The topic is shame. It’s a shameful topic. Full of shame and parts of shame. You can assemble your own shame by the time I’m done, I’m sure.
Shame is a lie, to get directly to the point. It’s a social system designed to make people willing to be pliable, and it has been very, very successful.
Most of our self doubt comes from having been immersed in a hard core training regimen of shame. Even to hear a voice utter in exasperation “Have you no shame?” has become so common place as to be a joke, and well, it would seem we supposedly live in a more enlightened age than our parents and grandparents, no?
“Shameful” “Shame on you” Stopping to think on it, it is very pervasive. It is, and even if it isn’t openly said. As attractive as some of the female pop icons are seen to be, they are likewise subject to a stigma of shame even if they never did a single morally doubtful thing. Every celebrity is suspected of shameful hedonism.
It’s like an attack. Oh, indeed it is, and it keeps going and going. Why? Perhaps one reason is we scapegoat others for our own “guilty” impulses, our “perverse” desires. We claim we don’t want those things, but become down right impassioned when someone else seems to be having them. Is this not so?
Sorry, I’m late. No worries friend. No shame will be created here. I prefer to break that system down. It breaks on its own anyway, or breaks people. It mostly breaks people, and thus mental illness is the most common threat to world health these days. Japan either has the highest (or one of the highest) suicide rates in the world. Don’t get me wrong, I see much of value in their culture, but they are dealing with an inherited “honour” system and any deviation from that is unacceptable.

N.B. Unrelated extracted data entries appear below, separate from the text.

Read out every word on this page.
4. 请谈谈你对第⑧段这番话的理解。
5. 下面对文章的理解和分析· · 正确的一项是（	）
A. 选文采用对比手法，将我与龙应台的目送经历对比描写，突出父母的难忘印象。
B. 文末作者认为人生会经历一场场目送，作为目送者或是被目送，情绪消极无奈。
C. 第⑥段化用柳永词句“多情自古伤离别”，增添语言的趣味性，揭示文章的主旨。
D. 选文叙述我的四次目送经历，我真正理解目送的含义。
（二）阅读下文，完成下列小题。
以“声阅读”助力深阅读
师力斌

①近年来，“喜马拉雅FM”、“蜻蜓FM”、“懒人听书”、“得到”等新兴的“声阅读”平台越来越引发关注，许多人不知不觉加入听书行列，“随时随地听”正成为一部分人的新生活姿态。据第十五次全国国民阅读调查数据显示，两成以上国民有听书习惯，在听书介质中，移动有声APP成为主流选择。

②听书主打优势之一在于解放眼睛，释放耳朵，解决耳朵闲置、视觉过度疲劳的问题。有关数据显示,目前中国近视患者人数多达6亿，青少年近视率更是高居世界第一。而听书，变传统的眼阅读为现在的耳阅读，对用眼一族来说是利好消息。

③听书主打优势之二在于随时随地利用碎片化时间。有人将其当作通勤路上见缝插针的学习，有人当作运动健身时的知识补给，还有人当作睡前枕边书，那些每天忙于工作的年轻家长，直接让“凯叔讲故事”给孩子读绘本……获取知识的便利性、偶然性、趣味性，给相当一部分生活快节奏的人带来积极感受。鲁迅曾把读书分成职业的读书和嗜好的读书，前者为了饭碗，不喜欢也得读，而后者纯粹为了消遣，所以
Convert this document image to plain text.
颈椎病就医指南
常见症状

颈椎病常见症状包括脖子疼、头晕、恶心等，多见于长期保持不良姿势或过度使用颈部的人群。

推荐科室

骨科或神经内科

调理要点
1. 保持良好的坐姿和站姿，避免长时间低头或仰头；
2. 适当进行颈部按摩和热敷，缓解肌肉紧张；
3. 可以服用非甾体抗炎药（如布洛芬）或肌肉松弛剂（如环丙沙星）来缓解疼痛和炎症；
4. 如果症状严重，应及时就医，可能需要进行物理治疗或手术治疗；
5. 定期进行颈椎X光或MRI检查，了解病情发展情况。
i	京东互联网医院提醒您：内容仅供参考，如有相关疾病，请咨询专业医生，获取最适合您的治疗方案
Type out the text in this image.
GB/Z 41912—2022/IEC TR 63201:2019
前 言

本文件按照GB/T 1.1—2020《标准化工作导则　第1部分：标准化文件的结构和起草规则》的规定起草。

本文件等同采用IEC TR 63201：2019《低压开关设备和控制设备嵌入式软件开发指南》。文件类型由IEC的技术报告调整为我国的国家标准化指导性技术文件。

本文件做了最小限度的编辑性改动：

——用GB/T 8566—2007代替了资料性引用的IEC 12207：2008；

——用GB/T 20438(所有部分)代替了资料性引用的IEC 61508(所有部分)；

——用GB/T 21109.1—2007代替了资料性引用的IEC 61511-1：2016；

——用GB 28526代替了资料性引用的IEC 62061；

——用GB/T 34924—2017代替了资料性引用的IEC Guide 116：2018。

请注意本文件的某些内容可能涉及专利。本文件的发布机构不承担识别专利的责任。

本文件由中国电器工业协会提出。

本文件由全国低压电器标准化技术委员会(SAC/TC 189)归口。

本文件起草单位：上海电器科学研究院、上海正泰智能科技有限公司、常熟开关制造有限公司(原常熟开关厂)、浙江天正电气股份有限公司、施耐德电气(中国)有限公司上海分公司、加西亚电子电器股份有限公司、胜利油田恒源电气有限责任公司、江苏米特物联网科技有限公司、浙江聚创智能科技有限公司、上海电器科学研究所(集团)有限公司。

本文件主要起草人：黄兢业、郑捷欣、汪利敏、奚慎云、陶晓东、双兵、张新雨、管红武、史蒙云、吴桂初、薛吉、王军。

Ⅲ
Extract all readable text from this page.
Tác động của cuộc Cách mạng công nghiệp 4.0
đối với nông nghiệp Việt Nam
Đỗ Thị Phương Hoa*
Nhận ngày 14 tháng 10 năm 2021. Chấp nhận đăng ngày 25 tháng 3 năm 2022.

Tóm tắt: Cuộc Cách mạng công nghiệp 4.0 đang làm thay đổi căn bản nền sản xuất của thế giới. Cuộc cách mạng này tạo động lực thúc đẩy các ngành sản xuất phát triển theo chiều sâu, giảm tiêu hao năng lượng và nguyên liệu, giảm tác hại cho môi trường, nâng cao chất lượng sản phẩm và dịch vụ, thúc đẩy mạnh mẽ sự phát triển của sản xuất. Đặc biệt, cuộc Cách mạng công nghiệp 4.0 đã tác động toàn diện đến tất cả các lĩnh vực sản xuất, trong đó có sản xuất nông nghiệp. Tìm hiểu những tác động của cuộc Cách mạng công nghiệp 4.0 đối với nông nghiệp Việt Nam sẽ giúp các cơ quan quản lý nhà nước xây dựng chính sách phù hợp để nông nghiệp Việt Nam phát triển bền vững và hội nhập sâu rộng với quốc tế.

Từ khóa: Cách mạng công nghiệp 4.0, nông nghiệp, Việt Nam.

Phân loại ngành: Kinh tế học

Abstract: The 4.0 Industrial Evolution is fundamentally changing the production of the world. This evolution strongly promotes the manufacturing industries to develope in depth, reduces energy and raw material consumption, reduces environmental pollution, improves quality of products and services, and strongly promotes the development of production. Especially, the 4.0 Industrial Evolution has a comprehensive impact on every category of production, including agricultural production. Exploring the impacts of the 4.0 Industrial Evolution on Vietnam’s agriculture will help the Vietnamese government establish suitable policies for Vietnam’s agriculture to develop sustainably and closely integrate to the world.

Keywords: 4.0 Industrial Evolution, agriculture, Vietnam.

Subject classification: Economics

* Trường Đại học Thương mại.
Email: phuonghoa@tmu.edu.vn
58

I think there is really nothing wrong with some honour. I agree. Honour, giving place, it doesn’t have to have a shame system tacked onto it, but it does. Each person has something they can give, something they can offer their neighbour. The idea is that they have to be “shamed” into doing it. That personal pride and self interest aren’t enough. Also, in the traditional cultures, there wasn’t a lot of room for an individual to differ from their family. The whole nature/nurture argument is actually much older than modern psychology, so shame was even seen as contagious. Sort of like a karmic taint. Is this justifiable? Is it fair to say that I am dishonourable if my brother is?
Parents often have that view with respect to their children. Indeed. If they aren’t happy and blame their kids for this, then they are morally obligated to blame them all are they not?
And well, surprisingly to me, people still need to hide the ancestors who were ‘bad.’ Skeletons in the closet/family tree. Indeed. Shame itself and ideas of shame aren’t natural. They don’t come instinctively. An infant doesn’t care if it’s naked, or if it had a bowel movement in public. It is soon taught to care though.
If Hitler was my great grandparent or something, I wouldn’t brag about it! No need to brag, nor any need to hide your head, and bits of Hitler’s world contribution hide even in plain sight. The Volkswagen bug was a project of his. He was also an artist of sorts. I personally don’t like his landscapes, but they still exist.
I offer that we can share without shame.
Your thoughts are welcome. Be well friends.